Nevertheless, the definition of deceptive trade practices is far-reaching and includes the following:

  • Misrepresenting used, damaged, reclaimed or altered products as brand-new
  • Selling counterfeit goods while claiming that they are the genuine article
  • Making false claims about needed repairs, replacements or services
  • Intentionally keeping an insufficient amount of products in stock to meet expected demand

One particular way that auto dealers can engage in deceptive trade practices, though certainly not the only way, is to reduce the number of miles showing on a car’s odometer by resetting it, disconnecting it or setting it back. 
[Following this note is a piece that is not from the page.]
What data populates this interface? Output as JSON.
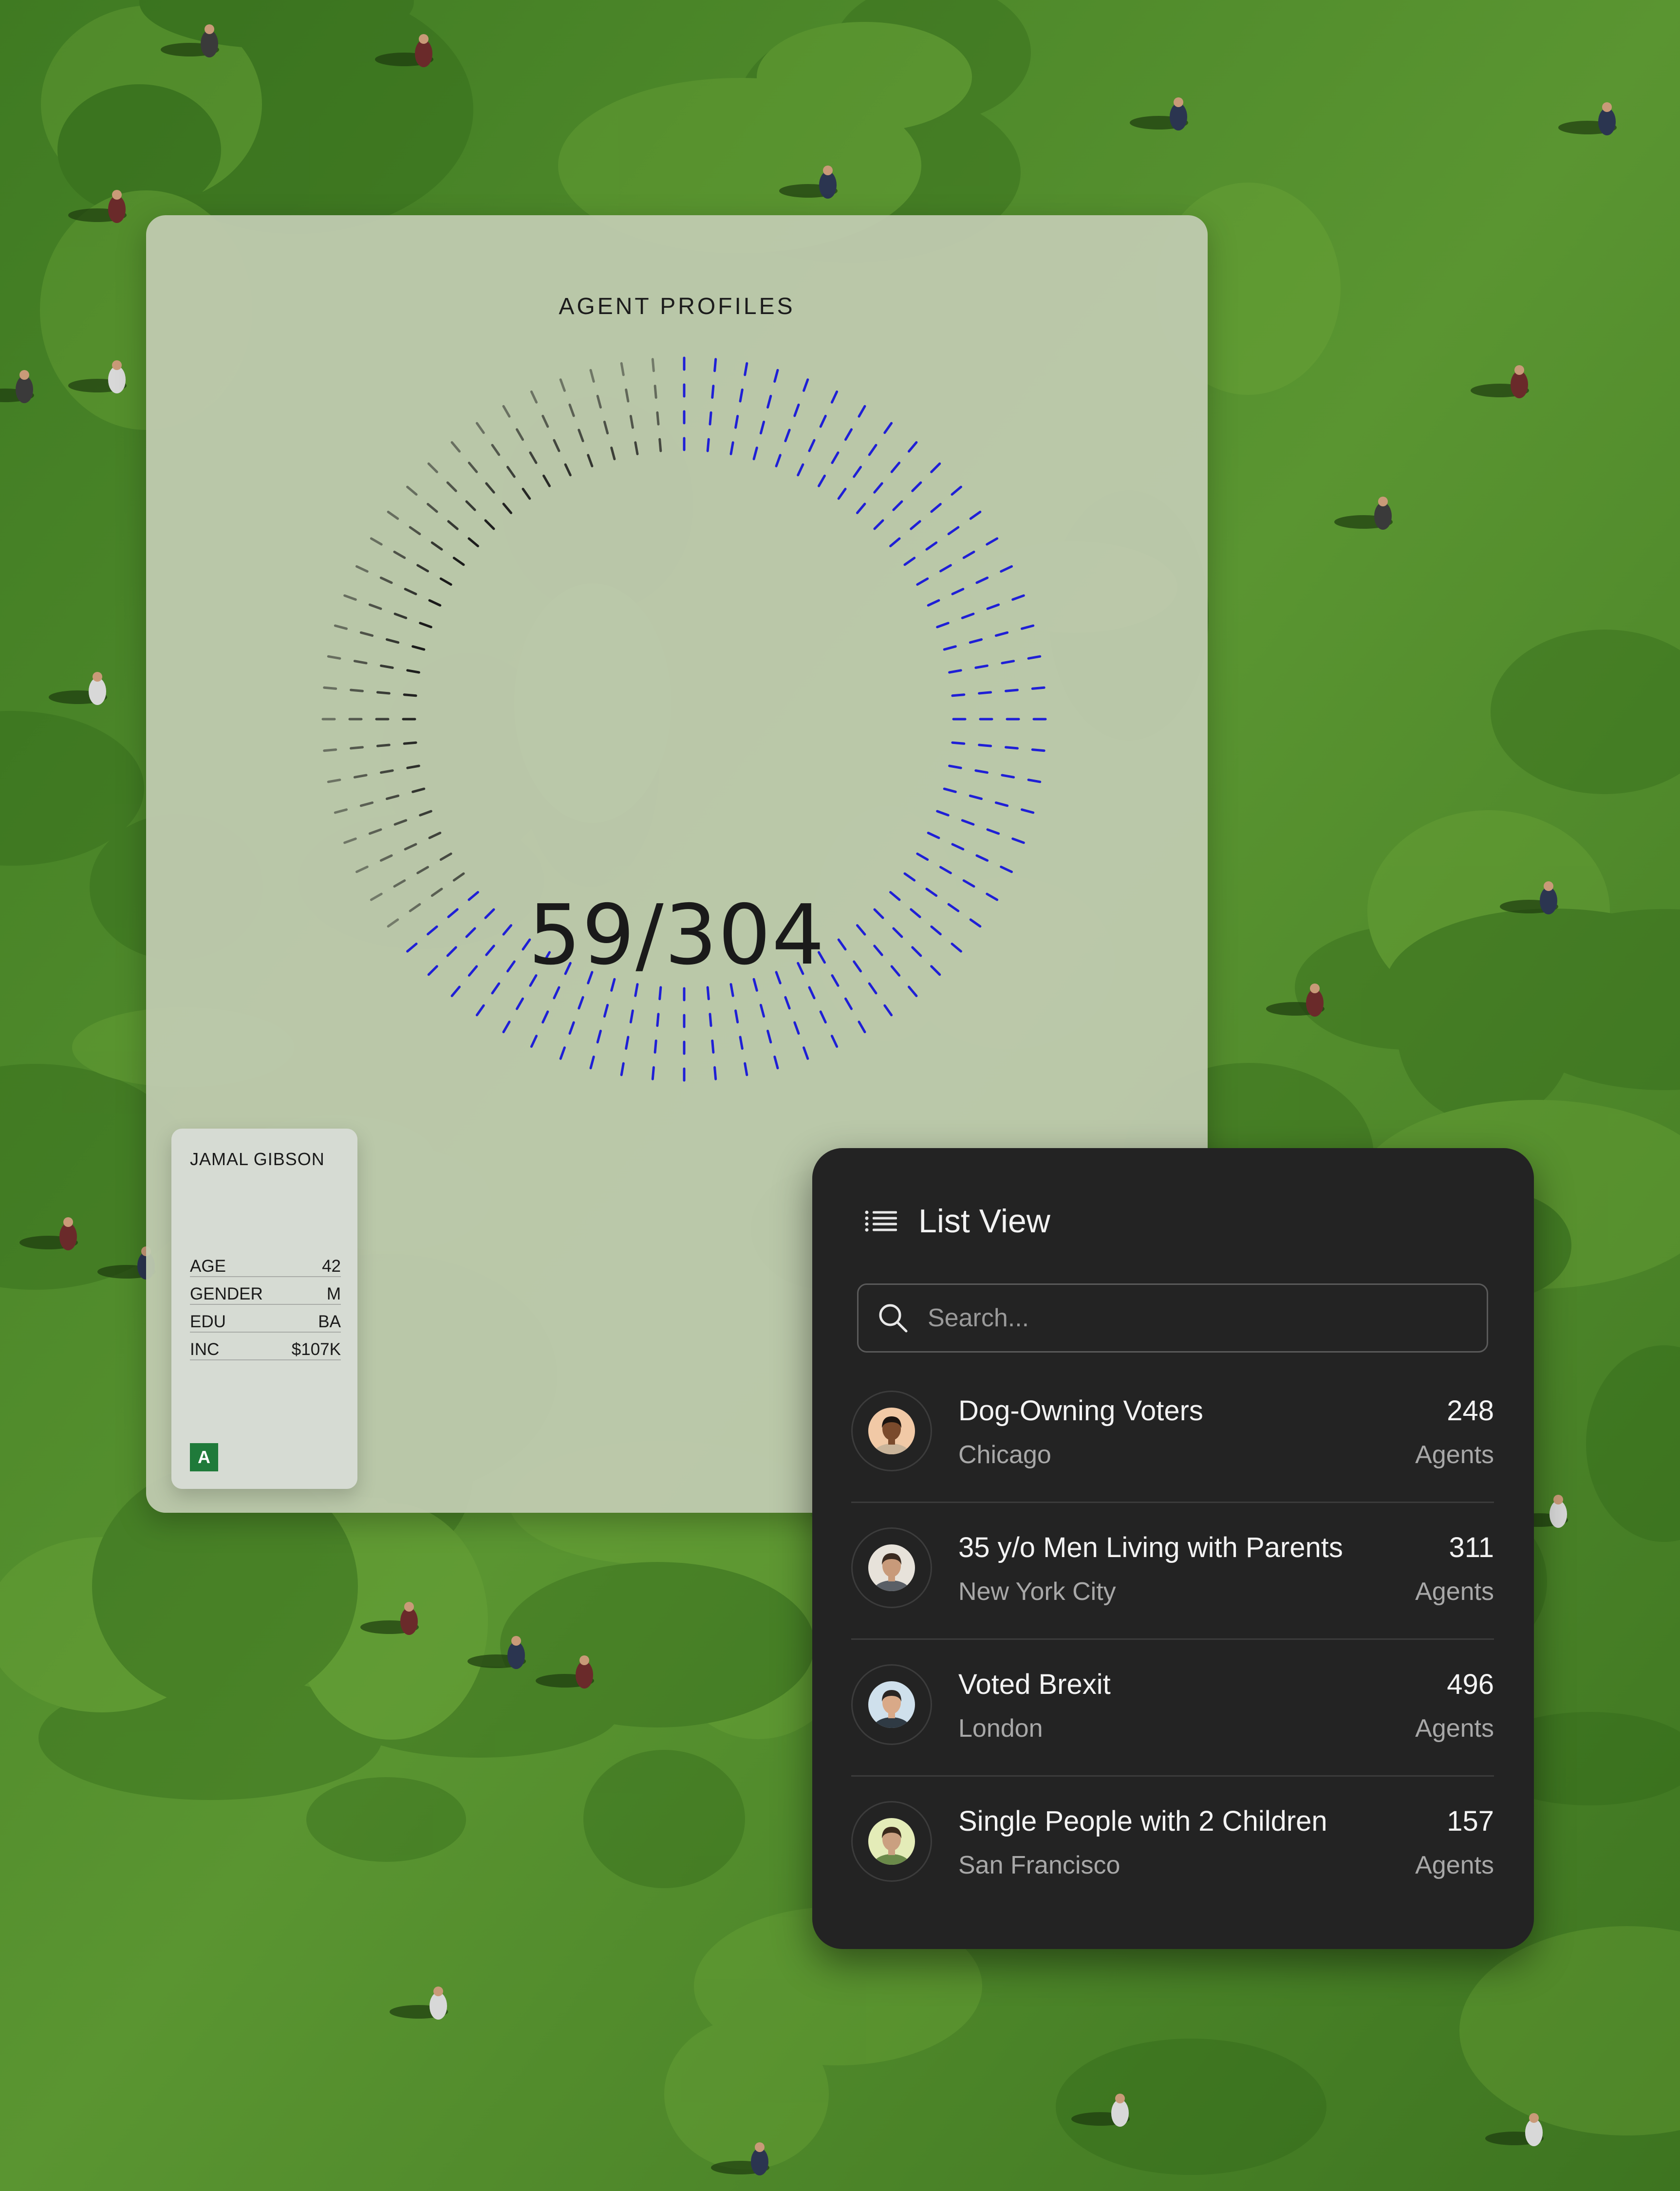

Another way of deceiving potential customers is by falsely claiming that a particular product or service has the certification, approval or sponsorship of a well-known entity known to be trustworthy, often without the individual or entity’s knowledge. 

The Uniform Deceptive Trade Practices Act is in place in several states, including Illinois and Michigan, to enable class action lawsuits against a company believed to have engaged in deceptive trade practices, even if the plaintiffs occupy a collective area that extends beyond state lines. 

The information in this article is not intended as legal advice but provided for educational purposes only.